Sekitar bulan April 2007, proposal dosen muda yang kumasukkan ke Kopertis X di Padang, diterima. Aku diminta untuk menyelesaikannya selama 3 bulan, sampai bulan Juli. Agustus ini harus presentasi ke Padang. Gak enaknya, yang dari Politeknik Batam cuma aku. Jadinya sendirian jalan-jalan ke Padang-nya.

Berangkat naik Merpati, hehe ... ngeri juga. Atau karena secara psikologis aku sudah beranggapan bahwa Merpati itu pesawatnya jelek.

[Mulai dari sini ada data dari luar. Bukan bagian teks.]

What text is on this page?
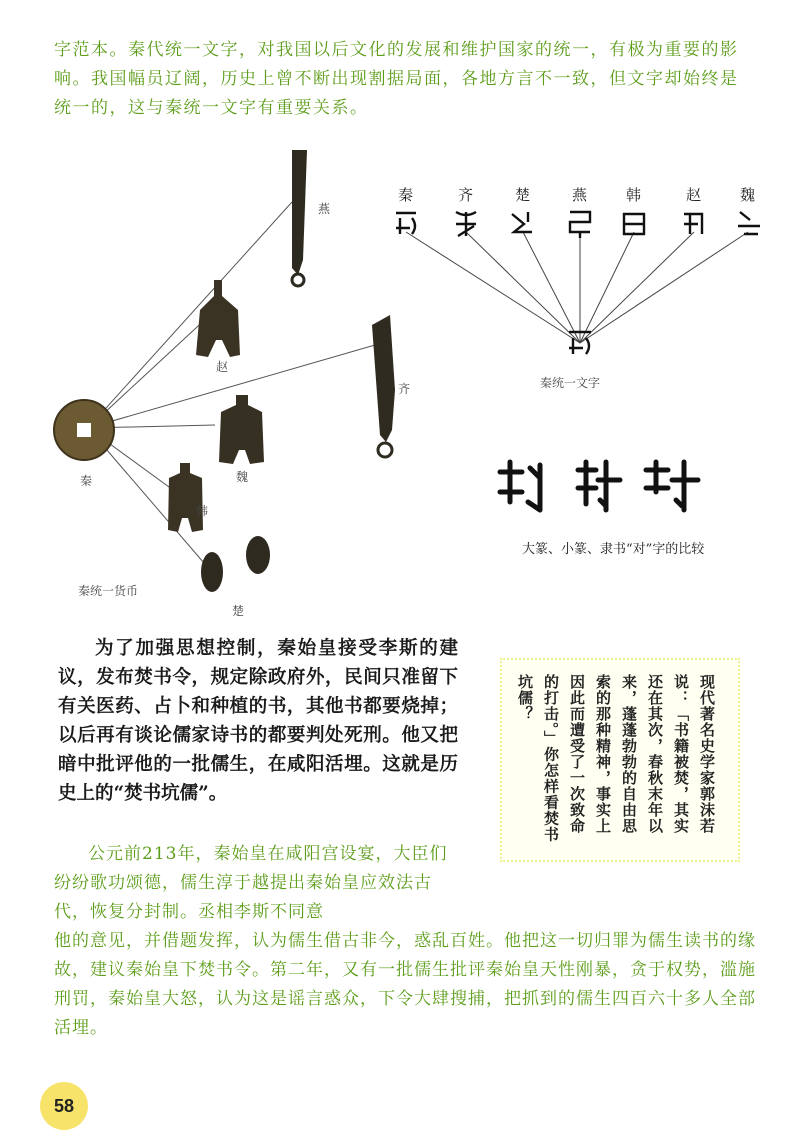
字范本。秦代统一文字，对我国以后文化的发展和维护国家的统一，有极为重要的影响。我国幅员辽阔，历史上曾不断出现割据局面，各地方言不一致，但文字却始终是统一的，这与秦统一文字有重要关系。
燕
赵
齐
秦	魏
韩
楚
秦统一货币
秦	齐	楚	燕	韩	赵	魏
秦统一文字
大篆、小篆、隶书“对”字的比较
为了加强思想控制，秦始皇接受李斯的建议，发布焚书令，规定除政府外，民间只准留下有关医药、占卜和种植的书，其他书都要烧掉；以后再有谈论儒家诗书的都要判处死刑。他又把暗中批评他的一批儒生，在咸阳活埋。这就是历史上的“焚书坑儒”。	现代著名史学家郭沫若说：「书籍被焚，其实还在其次，春秋末年以来，蓬蓬勃勃的自由思索的那种精神，事实上因此而遭受了一次致命的打击。」你怎样看焚书坑儒？
公元前213年，秦始皇在咸阳宫设宴，大臣们纷纷歌功颂德，儒生淳于越提出秦始皇应效法古代，恢复分封制。丞相李斯不同意
他的意见，并借题发挥，认为儒生借古非今，惑乱百姓。他把这一切归罪为儒生读书的缘故，建议秦始皇下焚书令。第二年，又有一批儒生批评秦始皇天性刚暴，贪于权势，滥施刑罚，秦始皇大怒，认为这是谣言惑众，下令大肆搜捕，把抓到的儒生四百六十多人全部活埋。
58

Alhamdulillah, berhasil mendarat dengan selamat di bandara Minangkabau. Ini adalah bandara baru, fasilitas lengkap dan modern. Garbarata dari kaca, bersih, landasan di tepi pantai, dan cukup panjang. Dari bandara tinggal naik bis shuttle untuk ke kota.

Mampir ke Kopertis dulu, kemudian baru cari hotel. Karena miskin, terpaksa cari hotel yang murah deh ... Dapat hotel Femina, di pusat kota, sebelah alun-alun Imam Bonjol. Pilih hotel Femina karena dulu waktu pertama kali ke Padang, sama panitianya diinepkan disana. Untuk acara presentasi penelitian ini harus menggunakan dana sendiri. Istirahat, tidur, mandi-mandi.

Malamnya, tentu saja langsung hunting ke Martabak Kubang. Makanan khas kota Padang. Bukan masakan Padang loh. Kalo masakan Padang kan sudah mendunia, sedangkan Martabak Kubang yang asli ini, hanya ada di kota Padang. Dari alun-alun Imam Bonjol, tinggal berjalan ke barat (arah pantai). Lihat terus ke sebelah kanan jalan. Apabila ketemu warung dengan martabak yang disusun berjejer-jejer dan bertumpuk-tumpuk banyak, itulah warung Martabak Kubang. Memang warung ini kalau bikin martabak langsung banyak, dalam satu penggorengan besar. Karena yang beli memang tidak kira-kira. Beli 5, 10 sekaligus. Menarik mengamati skill dan kecepatan pembuat martabaknya.


Nyampe sana, agak kecewa sih, soalnya Sate Padang yang jualan di sebelahnya sedang tutup. Aku kan lagi rakus ... mumpung di Padang. Ya udah, akhirnya pesen Martabak Kubang satu, diabisin sendiri :). Sama es jeruk. Martabak ini kulitnya tipis dan tidak renyah seperti kebanyakan martabak lain, lembut. Namun porsi telur untuk isinya sangat generous. Seperti makan telur dadar yang tebel, telurnya lebih dari satu. Daging sapinya juga cukup banyak, sudah diiris kecil-kecil. Campuran isi yang lain, standar seperti martabak, ada daun prei, bawang merah, sama merica yang terasa mengigit. Selain itu ada slight hint of bumbu gulai. Orang Padang kan paling jago bikin gulai, apapun bisa di-gulai.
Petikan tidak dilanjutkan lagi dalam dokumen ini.